蒂莫西·威廉姆森 著
徐召清2 译
(1.牛津大学 哲学系,英国 牛津 OX13BN;2.四川大学 公共管理学院,四川 成都 610207)
关于认知逻辑的问答
蒂莫西·威廉姆森1著
徐召清2译
(1.牛津大学 哲学系,英国 牛津 OX13BN;2.四川大学 公共管理学院,四川 成都 610207)
威廉姆森从知识论的角度回答了与认知逻辑有关的五个问题。他介绍了自己在哲学考虑之下所做的认知逻辑工作,通过自己的工作展示了认知逻辑在“同一与分辨”“模糊性”“知识的限度”等问题上的相关性。在指出认知逻辑S5的逻辑全知和正负内省等原则在主流知识论中的局限性后,他为在主流知识论讨论中使用认知逻辑给出了一种类似科学理想化的辩护。他认为,量化认知逻辑、认知逻辑与非认知模态逻辑的复合以及时态认知逻辑应该得到更多的关注。最后,他提出了与认知逻辑有关的几个开放问题。
认知逻辑;主流知识论;S5;正负内省;内在主义
从广义的角度说,我发表的第一篇文章就是关于认知逻辑的(1982)[1]。它与弗里德里克·费奇(Frederick Fitch)的所谓可知性悖论有关。后者是一个论证,其表明,“所有真理都是可知的”这个看起来温和的证实主义论题蕴含着“所有真理都是已知的”这个极端荒谬的论题。费奇将该论证归功于《符号逻辑杂志》的一位匿名审稿人,直到最近人们才发现这位匿名审稿人就是阿伦佐·丘奇(Alonzo Church)。我指出该论证在直觉主义逻辑中行不通。这之所以重要,是因为温和的证实主义正是达米特偏爱反实在论的原因,也是他以直觉主义逻辑取代经典逻辑的动机。尽管我并不同情反实在论,但我认为用丘奇—费奇论证来反驳它还是太仓促了。从技术上说,我过去是对的,尽管近年我对反实在论的古怪之处越来越没有耐心。丘奇—费奇悖论是用双模态逻辑来形式化的,涉及知识和可能性两个算子,它用到关于知识的形式原则(知识都是真的,知道合取式就知道其各个合取支)。为了研究对该论证的不同解释,我在知识算子上增加了时间下标,并结合了对时间的量化,因此从这方面说,我使用的是比纯粹认知逻辑丰富得多的语言。

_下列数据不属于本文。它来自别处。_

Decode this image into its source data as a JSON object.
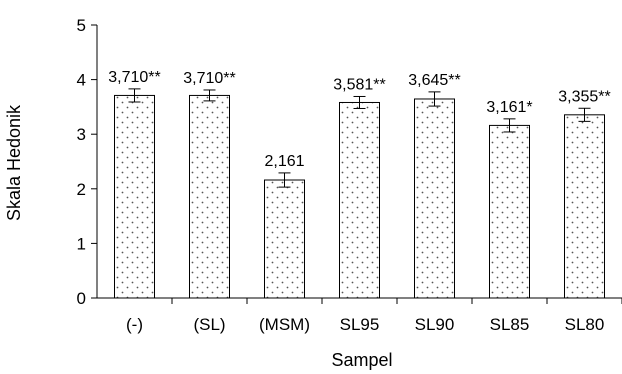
{
  "chart_data": {
    "type": "bar",
    "categories": [
      "(-)",
      "(SL)",
      "(MSM)",
      "SL95",
      "SL90",
      "SL85",
      "SL80"
    ],
    "values": [
      3.71,
      3.71,
      2.161,
      3.581,
      3.645,
      3.161,
      3.355
    ],
    "errors": [
      0.12,
      0.1,
      0.13,
      0.11,
      0.13,
      0.12,
      0.12
    ],
    "data_labels": [
      "3,710**",
      "3,710**",
      "2,161",
      "3,581**",
      "3,645**",
      "3,161*",
      "3,355**"
    ],
    "title": "",
    "xlabel": "Sampel",
    "ylabel": "Skala Hedonik",
    "ylim": [
      0,
      5
    ],
    "yticks": [
      "0",
      "1",
      "2",
      "3",
      "4",
      "5"
    ],
    "grid": false,
    "legend": "none",
    "bar_fill": "#ffffff",
    "bar_pattern": "dotted",
    "bar_stroke": "#000000"
  }
}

后来,我开始使用标准的模态逻辑语言。我对模态算子做认知解释是为了研究其他形式的证实主义的后果,试图用归谬法来反驳它们。我在这方面发表的第一篇文章是《断言,否认以及模态逻辑的某些消去规则》(1988)[2]。那是由我和劳埃德·亨伯斯通(Lloyd Humberstone)之间的对话及后续通信(那时还没有email!)所引发的。我考虑的是这样一种证实主义,它认为语句的真值条件由其证实条件和证伪条件共同决定,我将其表达为单模态逻辑的证明规则,其中的必然算子解释为证实。我证明,如果像证实主义者通常假定的那样,证实遵循模态逻辑S4的原则,那该证明规则就会导致极其不合理的后果。
两篇文章都将我带向了后续的一系列文章,前者与丘奇—费奇论证有关,后者与模态逻辑的证明规则有关。正如这些例子所表明的,我对认知逻辑的兴趣主要由哲学关怀所驱动。从这方面看,它与早期阶段的认知逻辑——雅各·亨迪卡(Jaakko Hintikka)的《知识与信念》(1962)是其主要文献——有更多的共通之处,而不太像过去20多年间的许多发展——相对而言,这本书(指Epistemic Logic:5 Questions)的作者们很少人首先被当成哲学家。当然,我的主要目标是表明那些哲学问题如何与定义良好的技术问题相关,并通过解决后者来促进对前者的研究。
这些例子也表明,引起我对认知逻辑有初步兴趣的哲学考量是实在论和反实在论之争。从1973—1980年的牛津(我那时在那里读哲学)的视角看,这似乎是哲学的核心议题。迈克尔·达米特(Michael Dummett)是反实在论的主要支持者,他是我博士研究最后一年的导师。我的论文不是关于认知逻辑的,而是关于逼真性概念。那是卡尔·波普尔(Karl Popper)的想法,科学理论即便永远不能达到真理,也越来越接近真理,这为实在论的科学哲学提供了一种辩护方式。我的本科学位也是在牛津获得的,主修的是数学和哲学,逻辑是其主要的构成部分,所以在有需要的时候,我有足够的技术背景去证明认知逻辑中的结论。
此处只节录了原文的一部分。